How to implement Go

As I wanted to make an automated Go player, as I planned on a previous article, I first needed a full implementation of the game of Go.

Go is a beautiful, tremendously old game with very simple rules and yet tremendous subtlety. Here are the rules:

  1. Each of two players, black or white, take turns either passing or placing a stone of their color on an intersection of a 19×19 board, starting with black.
  2. A group is a set of stones that are next to each other (up, down, left or right), or next to a stone that is in the group. A group’s liberties are the number of disctinct empty intersections next to the group’s stones. When a player places a stone, all enemy groups that no longer have any liberties are captured: they are removed from the board.
  3. A player is not allowed to place a stone if it causes the start of next turn to include a group with no liberties. That forbids suicides.
  4. A player is not allowed to place a stone if it causes the start of next turn to have a board configuration that already occurred during the game. This is known as a Ko when the configuration happened on the previous turn, and as a Superko more generally. It ensures that games must end; there are no draws.
  5. When nobody can add stones, the player with the most stones, enclosed intersections (aka. territory), captured stones, and Komi (an added bonus to white to compensate for the asymmetry of who starts first), wins. The Komi usually has a half point to ensure that there can be no equal scores, again to forbid draws.

The board

AlphaGo vs.
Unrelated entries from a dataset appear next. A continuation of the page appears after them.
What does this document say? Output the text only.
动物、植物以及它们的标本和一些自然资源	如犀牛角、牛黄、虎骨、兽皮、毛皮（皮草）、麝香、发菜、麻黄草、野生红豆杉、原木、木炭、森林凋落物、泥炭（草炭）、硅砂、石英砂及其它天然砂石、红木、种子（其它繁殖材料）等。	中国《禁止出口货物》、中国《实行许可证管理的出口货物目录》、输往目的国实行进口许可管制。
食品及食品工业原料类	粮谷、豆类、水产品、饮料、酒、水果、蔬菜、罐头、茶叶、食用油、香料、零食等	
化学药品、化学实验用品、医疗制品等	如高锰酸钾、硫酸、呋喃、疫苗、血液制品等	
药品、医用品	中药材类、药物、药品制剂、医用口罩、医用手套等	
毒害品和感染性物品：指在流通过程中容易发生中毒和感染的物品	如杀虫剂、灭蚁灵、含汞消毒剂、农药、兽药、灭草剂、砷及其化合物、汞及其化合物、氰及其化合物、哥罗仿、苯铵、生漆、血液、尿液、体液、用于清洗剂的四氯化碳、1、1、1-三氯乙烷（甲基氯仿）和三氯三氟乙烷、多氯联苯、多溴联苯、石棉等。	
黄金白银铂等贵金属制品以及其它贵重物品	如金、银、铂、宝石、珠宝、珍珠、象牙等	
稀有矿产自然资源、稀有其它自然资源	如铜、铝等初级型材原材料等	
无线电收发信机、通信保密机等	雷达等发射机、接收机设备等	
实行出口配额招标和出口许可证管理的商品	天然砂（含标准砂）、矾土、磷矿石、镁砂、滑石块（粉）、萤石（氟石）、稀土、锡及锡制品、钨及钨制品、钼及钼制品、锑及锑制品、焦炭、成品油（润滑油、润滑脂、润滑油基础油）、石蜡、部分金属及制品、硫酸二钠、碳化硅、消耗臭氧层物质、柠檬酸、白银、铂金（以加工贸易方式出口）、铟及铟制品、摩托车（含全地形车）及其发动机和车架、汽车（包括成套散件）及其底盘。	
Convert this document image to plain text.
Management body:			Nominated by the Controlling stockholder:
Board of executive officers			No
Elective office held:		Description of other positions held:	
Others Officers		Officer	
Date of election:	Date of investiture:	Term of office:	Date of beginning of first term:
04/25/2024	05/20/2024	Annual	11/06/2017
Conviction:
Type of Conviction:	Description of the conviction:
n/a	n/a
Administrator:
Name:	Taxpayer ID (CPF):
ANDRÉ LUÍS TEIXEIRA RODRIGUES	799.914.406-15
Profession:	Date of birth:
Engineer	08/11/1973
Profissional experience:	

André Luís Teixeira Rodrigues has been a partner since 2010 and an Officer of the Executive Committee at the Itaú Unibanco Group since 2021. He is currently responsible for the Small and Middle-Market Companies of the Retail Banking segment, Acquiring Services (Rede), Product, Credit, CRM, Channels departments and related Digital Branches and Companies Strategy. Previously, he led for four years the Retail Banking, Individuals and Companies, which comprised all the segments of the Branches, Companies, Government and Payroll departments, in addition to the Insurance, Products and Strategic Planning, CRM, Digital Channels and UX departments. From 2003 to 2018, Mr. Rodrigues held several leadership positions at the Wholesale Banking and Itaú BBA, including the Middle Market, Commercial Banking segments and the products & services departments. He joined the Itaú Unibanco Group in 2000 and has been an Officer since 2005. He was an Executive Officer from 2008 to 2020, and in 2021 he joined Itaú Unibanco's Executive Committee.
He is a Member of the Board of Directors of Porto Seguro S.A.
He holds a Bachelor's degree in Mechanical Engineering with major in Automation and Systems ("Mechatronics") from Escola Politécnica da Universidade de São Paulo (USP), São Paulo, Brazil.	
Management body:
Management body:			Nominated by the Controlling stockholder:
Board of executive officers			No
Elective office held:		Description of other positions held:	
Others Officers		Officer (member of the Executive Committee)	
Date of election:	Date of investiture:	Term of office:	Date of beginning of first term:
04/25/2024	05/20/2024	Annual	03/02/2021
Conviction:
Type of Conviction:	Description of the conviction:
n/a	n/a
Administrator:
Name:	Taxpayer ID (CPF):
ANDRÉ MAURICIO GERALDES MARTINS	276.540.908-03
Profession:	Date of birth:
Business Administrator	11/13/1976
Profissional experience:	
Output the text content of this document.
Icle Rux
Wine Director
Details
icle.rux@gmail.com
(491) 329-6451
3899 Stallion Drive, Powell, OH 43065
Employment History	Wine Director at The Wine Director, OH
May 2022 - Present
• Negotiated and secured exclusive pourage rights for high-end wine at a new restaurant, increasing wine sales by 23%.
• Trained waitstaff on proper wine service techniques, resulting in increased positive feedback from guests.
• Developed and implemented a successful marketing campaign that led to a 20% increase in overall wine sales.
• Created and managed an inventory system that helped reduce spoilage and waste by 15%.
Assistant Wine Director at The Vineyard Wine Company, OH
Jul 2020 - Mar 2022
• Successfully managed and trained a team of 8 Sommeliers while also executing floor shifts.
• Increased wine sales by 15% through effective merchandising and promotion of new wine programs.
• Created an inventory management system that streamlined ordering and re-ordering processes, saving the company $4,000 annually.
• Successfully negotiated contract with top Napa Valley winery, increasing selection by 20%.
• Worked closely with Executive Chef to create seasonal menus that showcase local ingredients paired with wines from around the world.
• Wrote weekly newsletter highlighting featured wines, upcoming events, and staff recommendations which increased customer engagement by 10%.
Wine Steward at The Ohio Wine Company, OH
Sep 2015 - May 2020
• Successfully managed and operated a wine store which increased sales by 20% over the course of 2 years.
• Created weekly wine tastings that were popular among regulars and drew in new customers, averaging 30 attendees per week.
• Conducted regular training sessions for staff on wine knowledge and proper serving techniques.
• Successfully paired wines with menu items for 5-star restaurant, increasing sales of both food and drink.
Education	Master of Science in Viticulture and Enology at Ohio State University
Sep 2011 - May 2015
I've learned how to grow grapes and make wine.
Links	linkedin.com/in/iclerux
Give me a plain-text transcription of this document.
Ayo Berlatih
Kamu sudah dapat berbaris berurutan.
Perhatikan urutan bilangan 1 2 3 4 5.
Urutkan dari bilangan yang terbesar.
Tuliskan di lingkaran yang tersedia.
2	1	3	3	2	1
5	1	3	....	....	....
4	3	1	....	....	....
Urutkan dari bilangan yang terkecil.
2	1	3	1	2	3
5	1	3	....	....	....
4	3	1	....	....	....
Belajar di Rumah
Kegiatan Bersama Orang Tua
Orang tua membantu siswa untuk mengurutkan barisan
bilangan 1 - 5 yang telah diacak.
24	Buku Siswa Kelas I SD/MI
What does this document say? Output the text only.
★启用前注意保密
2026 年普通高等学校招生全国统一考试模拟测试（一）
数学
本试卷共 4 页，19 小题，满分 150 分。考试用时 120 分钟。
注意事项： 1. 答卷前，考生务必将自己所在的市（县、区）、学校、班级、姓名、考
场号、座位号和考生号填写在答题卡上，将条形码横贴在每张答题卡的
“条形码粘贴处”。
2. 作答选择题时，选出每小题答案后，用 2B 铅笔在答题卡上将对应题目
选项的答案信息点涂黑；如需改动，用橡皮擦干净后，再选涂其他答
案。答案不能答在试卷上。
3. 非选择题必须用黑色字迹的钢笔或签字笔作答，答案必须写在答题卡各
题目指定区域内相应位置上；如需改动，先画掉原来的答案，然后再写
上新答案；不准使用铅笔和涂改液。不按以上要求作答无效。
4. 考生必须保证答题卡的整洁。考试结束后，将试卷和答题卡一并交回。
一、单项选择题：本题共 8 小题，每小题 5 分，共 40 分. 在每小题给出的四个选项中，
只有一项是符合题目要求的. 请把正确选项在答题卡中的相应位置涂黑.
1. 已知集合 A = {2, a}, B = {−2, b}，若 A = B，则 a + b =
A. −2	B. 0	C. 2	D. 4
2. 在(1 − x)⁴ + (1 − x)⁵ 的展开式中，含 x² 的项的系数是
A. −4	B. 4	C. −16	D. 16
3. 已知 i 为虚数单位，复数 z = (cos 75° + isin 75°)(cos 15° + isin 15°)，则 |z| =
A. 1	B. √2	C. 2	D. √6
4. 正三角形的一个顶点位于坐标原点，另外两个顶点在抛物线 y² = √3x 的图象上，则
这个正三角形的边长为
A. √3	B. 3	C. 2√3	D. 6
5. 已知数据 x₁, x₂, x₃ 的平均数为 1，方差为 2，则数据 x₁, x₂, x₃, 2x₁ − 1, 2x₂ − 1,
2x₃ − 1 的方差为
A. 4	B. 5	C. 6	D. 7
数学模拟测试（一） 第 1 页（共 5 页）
AlphaGo game, where white is about to capture 66 stones.

Since the board is a compact 2-dimensional space, we use an array, with each slot containing an intersection which includes its state (empty, with a white stone, etc.) and historical and analytical information for use by the learning systems: whether it is a legal move, when it last received a move, whether it is the atari liberty of a group, ie. the move that captures the group, and how many stones it captures.

We also keep track of all groups on the board. Each intersection links to its group, and the group maintains a set of its stones, and another of its liberties. When registering a move, groups are updated. It is fast, since at most four groups may need updating.

There is some logic to merge groups together, destroying the original groups, and creating a new one that contains the union of the previous ones. It is not particularly fast (and could likely be improved by keeping the largest group and adding the others to it), but since merging groups does not happen on every turn, it did not seem to matter that much for now.

Counting final or partial points also requires maintaining territory information. Yet again, we use a set to keep the intersections, and each move updates the territory information corresponding to its surroundings.

Play

The most complicated function is inevitably the logic for computing a move. We must look at surrounding intersections and their groups, to assess whether the move is a suicide (and therefore invalid), and when it captures enemy stones.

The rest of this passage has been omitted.